3.1 Demographic and baseline disease characteristics
In this cohort, 86 children diagnosed with HLH were included. Of these, 30 patients (34.9%), comprising 23 with refractory disease and 7 with relapsed disease, experienced R/R HLH. The most prevalent form of secondary HLH was IAHS, accounting for 43 cases, of which 37.2% developed relapsed or refractory disease. EBV was the predominant pathogen in IAHS, but only 2 out of 11 patients with EBV-IAHS progressed to R/R HLH. Among the 13 patients with MAHS, 46.2% developed R/R HLH, compared to 21.4% of the 28 patients with MAS-HLH. Systemic juvenile idiopathic arthritis (sJIA) was identified as the most frequent autoinflammatory disease leading to MAS-HLH. MAHS occurred frequently in patients with T-cell non-Hodgkin lymphoma (38.5%) and acute lymphoblastic leukemia (30.7%).
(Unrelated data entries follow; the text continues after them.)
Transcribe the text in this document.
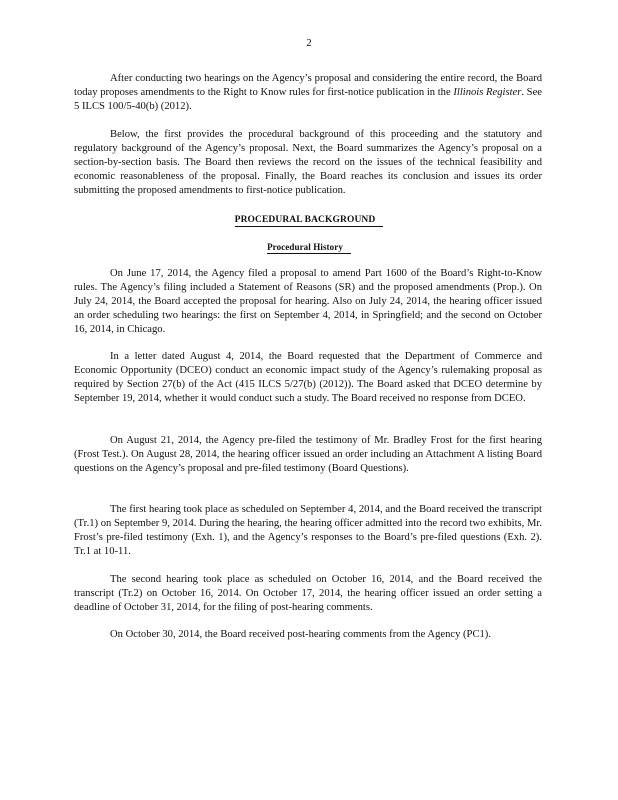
2
After conducting two hearings on the Agency’s proposal and considering the entire record, the Board today proposes amendments to the Right to Know rules for first-notice publication in the Illinois Register. See 5 ILCS 100/5-40(b) (2012).
Below, the first provides the procedural background of this proceeding and the statutory and regulatory background of the Agency’s proposal. Next, the Board summarizes the Agency’s proposal on a section-by-section basis. The Board then reviews the record on the issues of the technical feasibility and economic reasonableness of the proposal. Finally, the Board reaches its conclusion and issues its order submitting the proposed amendments to first-notice publication.
PROCEDURAL BACKGROUND
Procedural History
On June 17, 2014, the Agency filed a proposal to amend Part 1600 of the Board’s Right-to-Know rules. The Agency’s filing included a Statement of Reasons (SR) and the proposed amendments (Prop.). On July 24, 2014, the Board accepted the proposal for hearing. Also on July 24, 2014, the hearing officer issued an order scheduling two hearings: the first on September 4, 2014, in Springfield; and the second on October 16, 2014, in Chicago.
In a letter dated August 4, 2014, the Board requested that the Department of Commerce and Economic Opportunity (DCEO) conduct an economic impact study of the Agency’s rulemaking proposal as required by Section 27(b) of the Act (415 ILCS 5/27(b) (2012)). The Board asked that DCEO determine by September 19, 2014, whether it would conduct such a study. The Board received no response from DCEO.
On August 21, 2014, the Agency pre-filed the testimony of Mr. Bradley Frost for the first hearing (Frost Test.). On August 28, 2014, the hearing officer issued an order including an Attachment A listing Board questions on the Agency’s proposal and pre-filed testimony (Board Questions).
The first hearing took place as scheduled on September 4, 2014, and the Board received the transcript (Tr.1) on September 9, 2014. During the hearing, the hearing officer admitted into the record two exhibits, Mr. Frost’s pre-filed testimony (Exh. 1), and the Agency’s responses to the Board’s pre-filed questions (Exh. 2). Tr.1 at 10-11.
The second hearing took place as scheduled on October 16, 2014, and the Board received the transcript (Tr.2) on October 16, 2014. On October 17, 2014, the hearing officer issued an order setting a deadline of October 31, 2014, for the filing of post-hearing comments.
On October 30, 2014, the Board received post-hearing comments from the Agency (PC1).
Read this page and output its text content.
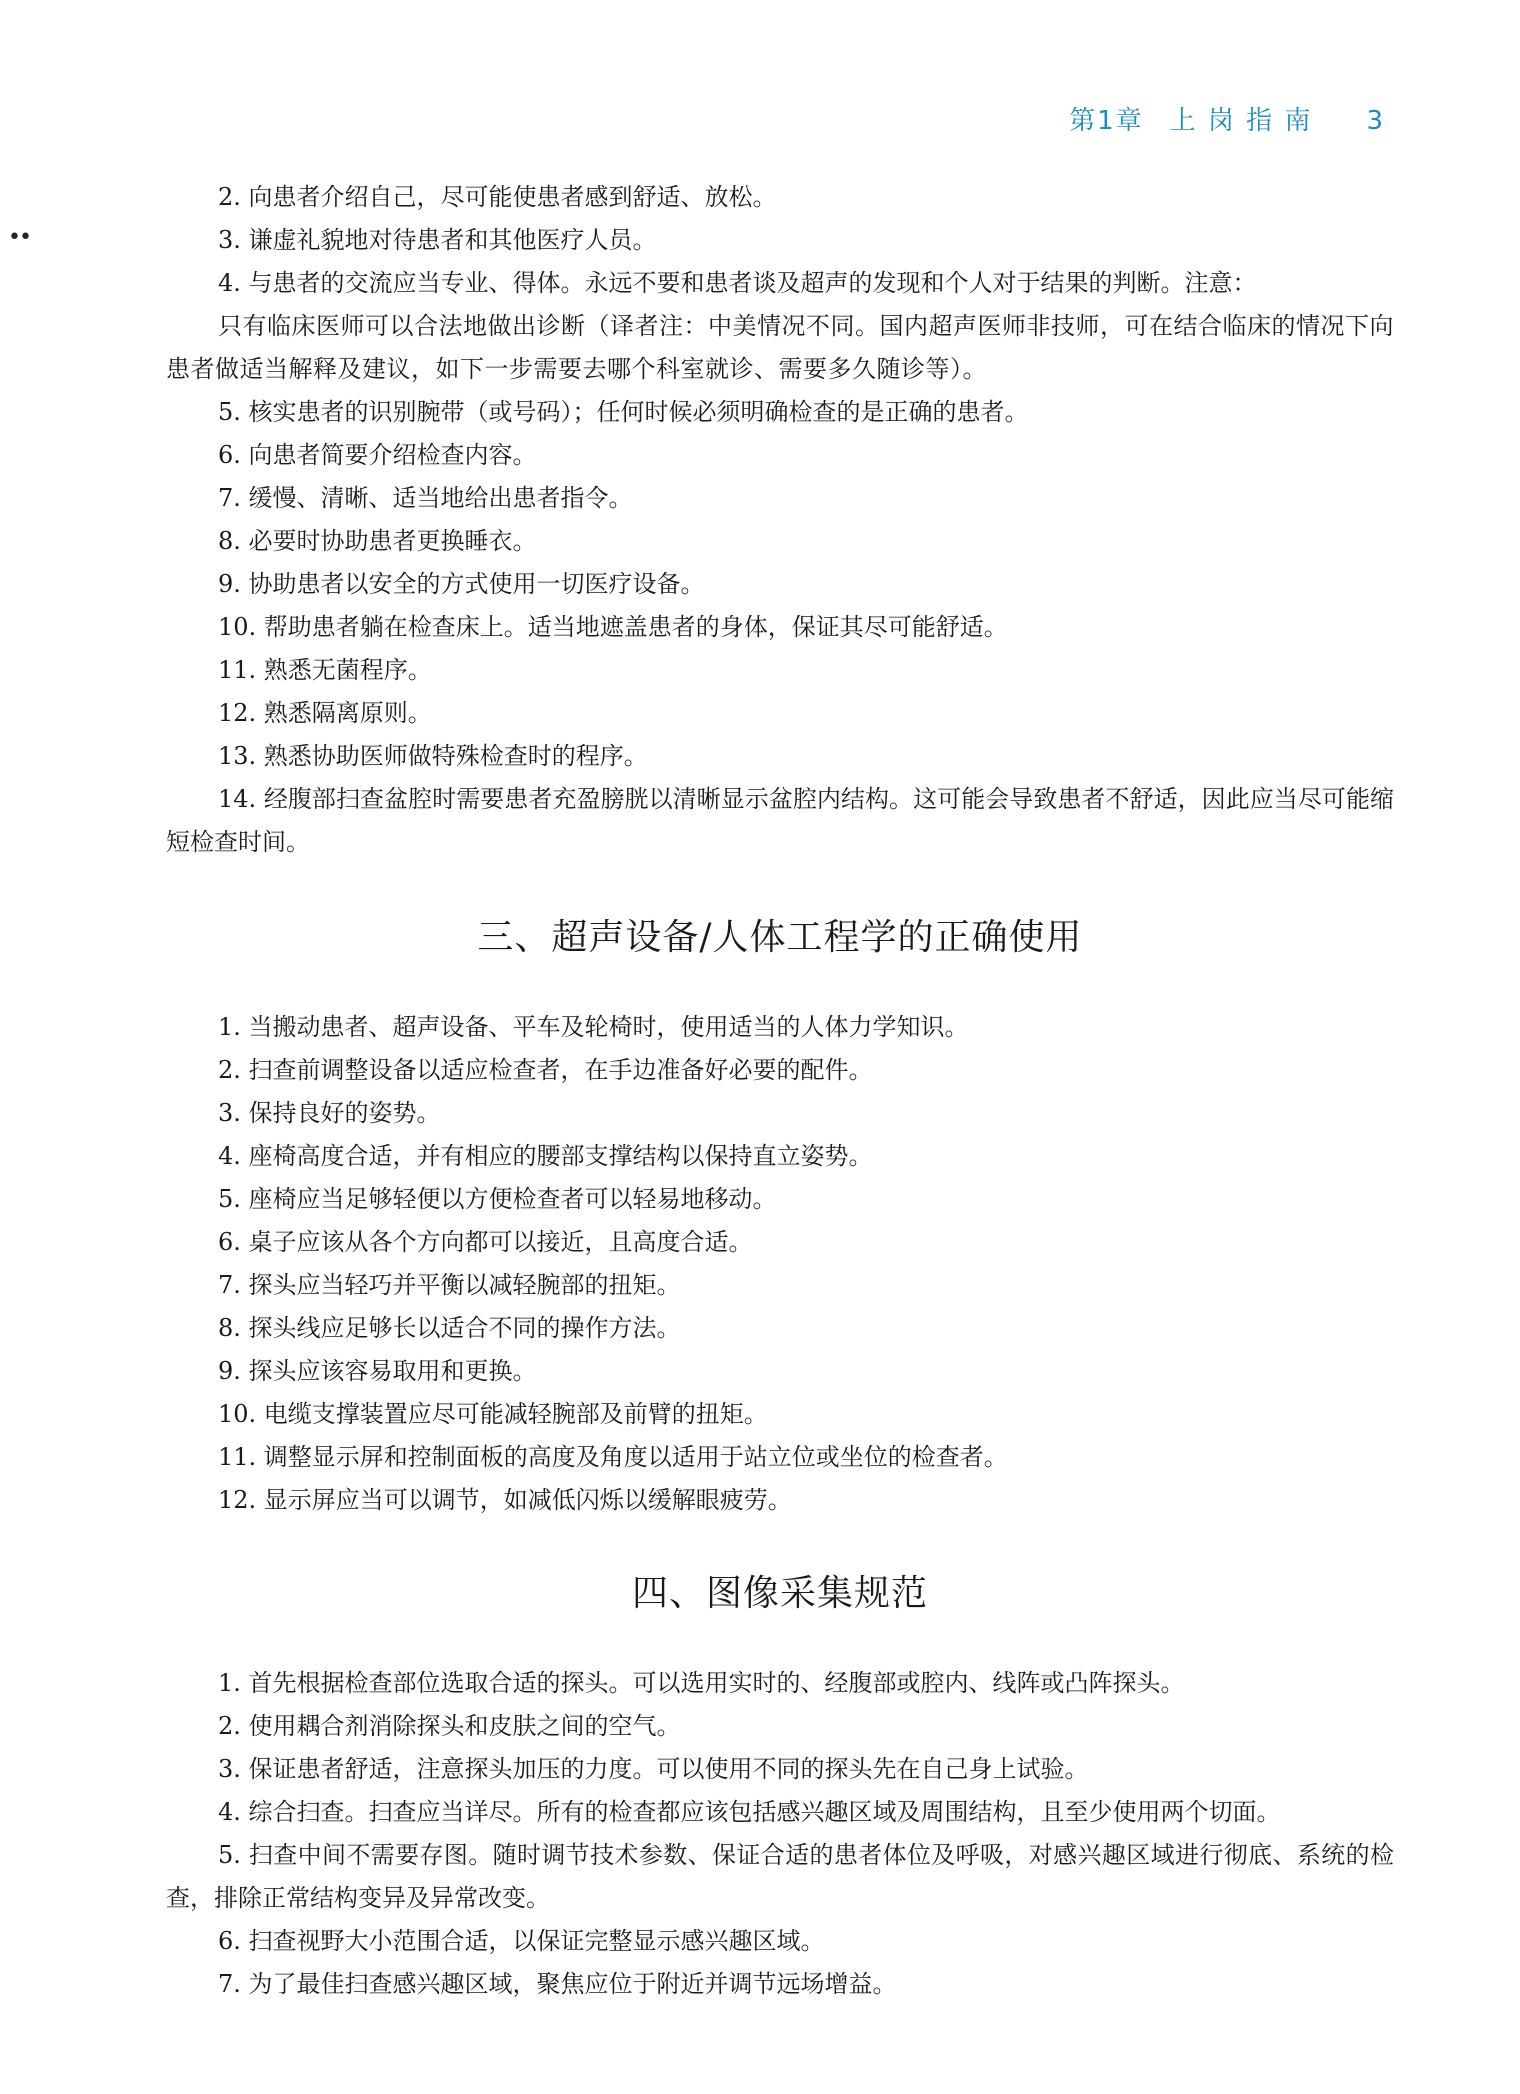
第1章 上 岗 指 南 3
••

2. 向患者介绍自己，尽可能使患者感到舒适、放松。

3. 谦虚礼貌地对待患者和其他医疗人员。

4. 与患者的交流应当专业、得体。永远不要和患者谈及超声的发现和个人对于结果的判断。注意：

只有临床医师可以合法地做出诊断（译者注：中美情况不同。国内超声医师非技师，可在结合临床的情况下向患者做适当解释及建议，如下一步需要去哪个科室就诊、需要多久随诊等）。

5. 核实患者的识别腕带（或号码）；任何时候必须明确检查的是正确的患者。

6. 向患者简要介绍检查内容。

7. 缓慢、清晰、适当地给出患者指令。

8. 必要时协助患者更换睡衣。

9. 协助患者以安全的方式使用一切医疗设备。

10. 帮助患者躺在检查床上。适当地遮盖患者的身体，保证其尽可能舒适。

11. 熟悉无菌程序。

12. 熟悉隔离原则。

13. 熟悉协助医师做特殊检查时的程序。

14. 经腹部扫查盆腔时需要患者充盈膀胱以清晰显示盆腔内结构。这可能会导致患者不舒适，因此应当尽可能缩短检查时间。

三、超声设备/人体工程学的正确使用

1. 当搬动患者、超声设备、平车及轮椅时，使用适当的人体力学知识。

2. 扫查前调整设备以适应检查者，在手边准备好必要的配件。

3. 保持良好的姿势。

4. 座椅高度合适，并有相应的腰部支撑结构以保持直立姿势。

5. 座椅应当足够轻便以方便检查者可以轻易地移动。

6. 桌子应该从各个方向都可以接近，且高度合适。

7. 探头应当轻巧并平衡以减轻腕部的扭矩。

8. 探头线应足够长以适合不同的操作方法。

9. 探头应该容易取用和更换。

10. 电缆支撑装置应尽可能减轻腕部及前臂的扭矩。

11. 调整显示屏和控制面板的高度及角度以适用于站立位或坐位的检查者。

12. 显示屏应当可以调节，如减低闪烁以缓解眼疲劳。

四、图像采集规范

1. 首先根据检查部位选取合适的探头。可以选用实时的、经腹部或腔内、线阵或凸阵探头。

2. 使用耦合剂消除探头和皮肤之间的空气。

3. 保证患者舒适，注意探头加压的力度。可以使用不同的探头先在自己身上试验。

4. 综合扫查。扫查应当详尽。所有的检查都应该包括感兴趣区域及周围结构，且至少使用两个切面。

5. 扫查中间不需要存图。随时调节技术参数、保证合适的患者体位及呼吸，对感兴趣区域进行彻底、系统的检查，排除正常结构变异及异常改变。

6. 扫查视野大小范围合适，以保证完整显示感兴趣区域。

7. 为了最佳扫查感兴趣区域，聚焦应位于附近并调节远场增益。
Of note, two patients with primary HLH and one with MAHS who developed R/R HLH had molecular diagnoses ofRAB27A , LYST, and HAVCR2 mutations, respectively. Further details on each subgroup were provided in Supplemental Table S3.
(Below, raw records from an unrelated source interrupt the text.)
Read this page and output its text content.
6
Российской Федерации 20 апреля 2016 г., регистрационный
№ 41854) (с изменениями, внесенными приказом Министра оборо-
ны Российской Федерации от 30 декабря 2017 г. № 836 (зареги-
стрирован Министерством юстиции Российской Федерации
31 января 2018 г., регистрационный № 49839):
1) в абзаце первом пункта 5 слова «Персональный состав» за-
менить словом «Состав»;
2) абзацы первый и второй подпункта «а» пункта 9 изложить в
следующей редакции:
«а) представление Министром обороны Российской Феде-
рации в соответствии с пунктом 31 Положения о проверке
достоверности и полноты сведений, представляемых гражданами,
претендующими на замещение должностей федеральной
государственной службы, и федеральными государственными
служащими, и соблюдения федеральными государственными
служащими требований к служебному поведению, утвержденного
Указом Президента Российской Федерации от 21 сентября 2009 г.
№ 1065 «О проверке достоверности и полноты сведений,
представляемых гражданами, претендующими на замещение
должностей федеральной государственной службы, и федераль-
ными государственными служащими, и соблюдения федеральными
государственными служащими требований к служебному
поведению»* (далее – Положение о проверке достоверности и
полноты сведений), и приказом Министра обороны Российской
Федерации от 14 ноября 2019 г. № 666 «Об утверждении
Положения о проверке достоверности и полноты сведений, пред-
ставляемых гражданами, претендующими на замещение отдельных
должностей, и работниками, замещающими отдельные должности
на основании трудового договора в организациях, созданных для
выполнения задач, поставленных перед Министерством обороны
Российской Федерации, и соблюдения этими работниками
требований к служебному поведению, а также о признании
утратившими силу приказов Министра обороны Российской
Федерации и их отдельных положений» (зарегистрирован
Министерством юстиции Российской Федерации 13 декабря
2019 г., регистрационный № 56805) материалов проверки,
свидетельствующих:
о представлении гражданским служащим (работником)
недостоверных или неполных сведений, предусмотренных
The median age at diagnosis for the R/R HLH group was 2 years, which was younger than the median age of 5.2 years observed in the non-R/R HLH group (p=0.003). The R/R group also exhibited significantly higher scores in HLH-2004 criteria, H-scores, pSOFA scores, and modified ISTH-DIC scores. According to the Histiocyte Society’s severity grading, patients in this group presented with more severe disease. Table 1 presented an overview of the demographic data and disease characteristics of patients with and without R/R HLH.
The most frequent initial clinical sign and symptom of the R/R HLH group at diagnosis was fever, observed in 100% of the cases. This was followed by splenomegaly and hepatomegaly, each present in 93% of patients. Respiratory distress occurred in 77%, anemia in 73%, low mean arterial pressure12 (adjusted for age and without the need for inotropes) in 53%, and a Glasgow Coma Scale score of 13 to 14 in 40% of the cases. Details of the overall clinical presentation of patients with HLH were included in Supplemental Table S4.